Plaintiff David Lloyd Marcus ("Plaintiff") brought the instant Action against Defendants ABC Signature Studios, Inc. ("ABC"); Khalabo Ink Society ("Khalabo"); and Kenya Barris ("Barris") (collectively, "Defendants") alleging copyright infringement and unfair competition. Defendants moved to dismiss Plaintiff's Complaint, and the Court granted Defendants' Motion to Dismiss on September 13, 2017. Currently before the Court is Defendants' Motion for Attorneys' Fees [45]. Having reviewed all papers submitted pertaining to this Motion, the Court NOW FINDS AND RULES AS FOLLOWS: Defendants' Motion for Attorneys' Fees is GRANTED.

I. BACKGROUND

A. Factual Background

In February 2013, former Defendant Overbrook and ANA Alliance sponsored a script-writing contest called "Search for America's Newest Screenwriter." Compl. ¶ 9, ECF No. 1. On March 20, 2013, Plaintiff submitted a script called Across the Tracks ("Across the Tracks" or the "Script") to the contest. Id. ¶ 10. In November 2014, Plaintiff submitted the Script to the United States Copyright Office and received the exclusive rights and privileges to the Script. Id. ¶ 17. Plaintiff alleges he never heard from the contest creators on the status of his submission. Id. ¶ 12.

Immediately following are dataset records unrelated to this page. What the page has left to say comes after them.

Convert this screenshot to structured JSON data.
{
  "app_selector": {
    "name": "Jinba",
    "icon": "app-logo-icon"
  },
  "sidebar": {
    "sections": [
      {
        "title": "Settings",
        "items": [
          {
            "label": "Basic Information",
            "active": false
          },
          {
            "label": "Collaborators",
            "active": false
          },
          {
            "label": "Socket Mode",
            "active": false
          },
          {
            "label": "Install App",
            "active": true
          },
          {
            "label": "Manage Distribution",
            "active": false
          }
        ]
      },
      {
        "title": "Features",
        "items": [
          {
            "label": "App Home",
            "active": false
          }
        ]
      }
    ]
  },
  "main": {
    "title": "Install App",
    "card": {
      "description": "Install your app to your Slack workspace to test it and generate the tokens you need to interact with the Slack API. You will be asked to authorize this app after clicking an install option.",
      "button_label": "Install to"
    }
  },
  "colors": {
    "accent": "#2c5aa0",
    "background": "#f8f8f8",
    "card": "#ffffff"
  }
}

Plaintiff alleges that former Defendant Will Smith is the owner of former Defendant Overbrook, the sponsor of "Search for America's Newest Screenwriter." Id. ¶ 4. Plaintiff further alleges that Mr. Smith developed a close business relationship with Defendant Barris after working with Barris on various television projects. Id. ¶¶ 15-16.

In the fall of 2014, ABC released a pilot called Black-ish, created by Barris and produced by Khalabo. Id. ¶ 18. Plaintiff alleges Black-ish is virtually identical to Across the Tracks, including the major characters, thematic points, and plot turns. Id. ¶¶ 18-19. Subsequently, Plaintiff initiated his Action in this Court against Defendants alleging copyright infringement under the Copyright Act of 1976 and unfair competition under the Lanham Act of 1946, and seeking declaratory and injunctive relief.

B. Procedural Background

On January 6, 2017, Plaintiff filed his Complaint [1]. On April 26, 2017, the parties stipulated and this Court granted Plaintiff leave to file an amended complaint within five days of the Court's order and gave Defendants fourteen days to respond to the amended complaint. Plaintiff did not file an amended complaint within the timeline prescribed.

On April 11, 2017, the parties filed a Stipulation to Dismiss Defendants Overbrook and Will Smith [25]. The Court dismissed Defendants Overbrook and Will Smith on April 20, 2017 [28].

On May 11, 2017, Plaintiff's counsel filed a Motion to Withdraw as Attorney requesting to be relieved as counsel because of a disagreement that arose between counsel and Plaintiff which rendered counsel's ability to represent Plaintiff difficult. Mot. to Withdraw 3:12-16, ECF No. 31. The Court granted the Motion to Withdraw on June 7, 2017. ECF No. 40.

On May 22, 2017, Defendants filed their Motion to Dismiss [35], and on July 17, 2017, Defendants filed a Motion to Strike and for Sanctions ("Motion to Strike") [42]. On September 13, 2017, the Court granted Defendants' Motion to Dismiss without leave to amend. ECF No. 44.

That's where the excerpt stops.